DashClaw Governance

ReviewAudited by ClawScan on May 13, 2026.

Overview

This plugin does broad governance of OpenClaw tool calls and sends tool-call metadata to a configured DashClaw service, but that behavior is clearly disclosed and matches its stated purpose.

Before installing, confirm you trust the configured DashClaw instance and understand that it will receive metadata about every tool call and may block or pause actions for approval. Store the API key securely, prefer environment variables or a secrets manager, and use fail-closed only if you want governance outages to stop tool execution.

Publisher note

Plugin intercepts every OpenClaw tool call (before_tool_call, llm_output, after_tool_call, agent_end) and forwards classification metadata to a user-configured DashClaw URL over HTTPS. No native host access required: no FS writes outside node_modules install, no shell exec, no native bindings. Reads three env vars (DASHCLAW_BASE_URL, DASHCLAW_API_KEY, DASHCLAW_AGENT_ID) and the plugin config object. Module-scoped state caches a DashClaw HTTP client and per-run token attribution maps (bounded at 1000 entries to prevent leaks).

Findings (4)

Artifact-based informational review of SKILL.md, metadata, install specs, static scan signals, and capability signals. ClawScan does not execute the skill or run runtime probes.

What this means

DashClaw policy or outages can delay or block agent tool calls, especially with fail-closed enabled.

Why it was flagged

The plugin has broad authority over the agent's tool execution path, including allowing, blocking, and waiting for approval. This is central to the stated governance purpose and is plainly disclosed.

Skill content
Every tool call your agent makes flows through DashClaw before it executes
Recommendation

Install only if you want DashClaw to govern all tool calls, and configure failClosed/highRiskTools to match your operational needs.

What this means

Sensitive operational details could be recorded by the configured DashClaw instance.

Why it was flagged

The plugin sends tool-call metadata and parameter summaries to an external DashClaw service.
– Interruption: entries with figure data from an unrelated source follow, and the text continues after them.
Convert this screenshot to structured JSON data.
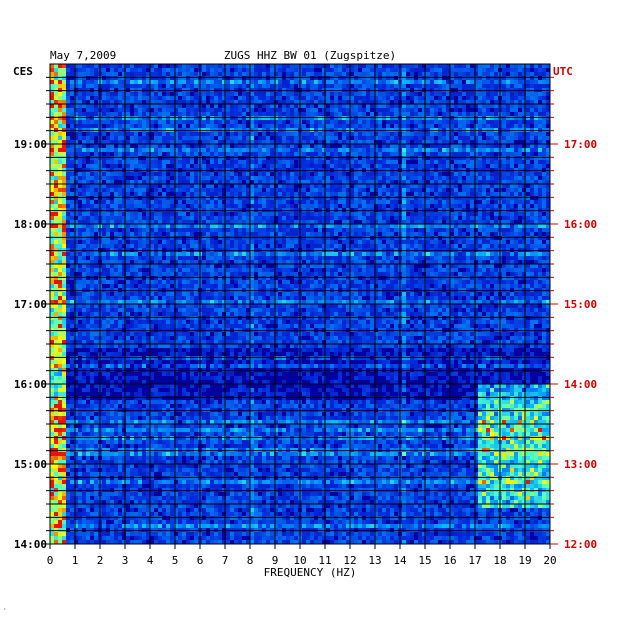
{
  "header": {
    "date": "May 7,2009",
    "station": "ZUGS HHZ BW 01 (Zugspitze)",
    "left_zone": "CES",
    "right_zone": "UTC"
  },
  "colors": {
    "left_text": "#000000",
    "right_text": "#cc0000",
    "spectrogram_low": "#00008b",
    "spectrogram_mid": "#00c8ff",
    "spectrogram_high": "#ffff00",
    "spectrogram_peak": "#ff0000"
  },
  "footer_mark": "·",
  "chart_data": {
    "type": "heatmap",
    "xlabel": "FREQUENCY (HZ)",
    "xlim": [
      0,
      20
    ],
    "x_ticks": [
      "0",
      "1",
      "2",
      "3",
      "4",
      "5",
      "6",
      "7",
      "8",
      "9",
      "10",
      "11",
      "12",
      "13",
      "14",
      "15",
      "16",
      "17",
      "18",
      "19",
      "20"
    ],
    "left_ylim": [
      "14:00",
      "19:50"
    ],
    "left_ticks": [
      "14:00",
      "15:00",
      "16:00",
      "17:00",
      "18:00",
      "19:00"
    ],
    "right_ticks": [
      "12:00",
      "13:00",
      "14:00",
      "15:00",
      "16:00",
      "17:00"
    ],
    "grid": true,
    "features": {
      "strong_low_frequency_band_hz": [
        0,
        0.6
      ],
      "activity_band_hz": [
        17,
        20
      ],
      "activity_band_time_ces": [
        "14:30",
        "16:00"
      ],
      "line_14_hz": 14,
      "line_8_hz": 8
    }
  }
}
This is disclosed and purpose-aligned, but those summaries may include sensitive command arguments, file paths, or snippets from tool parameters.

Skill content
before_tool_call sends the tool name, risk score, and a 500-character parameter summary to DashClaw `/api/guard`
Recommendation

Use a trusted DashClaw URL, protect the API key, and avoid sending secrets in tool parameters where possible.

What this means

Anyone with the configured API key may be able to interact with the DashClaw service according to that key's permissions.

Why it was flagged

The plugin uses a DashClaw API key for its service integration. The credential requirement is documented and marked sensitive in UI hints, but users should still treat it as delegated access to governance records and approvals.

Skill content
"dashclawApiKey": { "type": "string", "description": "DashClaw API key (starts with oc_live_). Optional if DASHCLAW_API_KEY env var is set, or if apiKey is provided." }
Recommendation

Store the key in environment/secrets management, scope or rotate it where possible, and do not commit it in plugin config files.

What this means

A dependency update could change how the plugin communicates with DashClaw or handles approvals.

Why it was flagged

The plugin depends on the external DashClaw npm package with a caret version range. This is common for npm packages, but it means future compatible dependency updates may affect runtime behavior.

Skill content
"dependencies": { "dashclaw": "^2.11.1" }
Recommendation

Install from the expected package source and consider using a lockfile or pinned dependency resolution in production.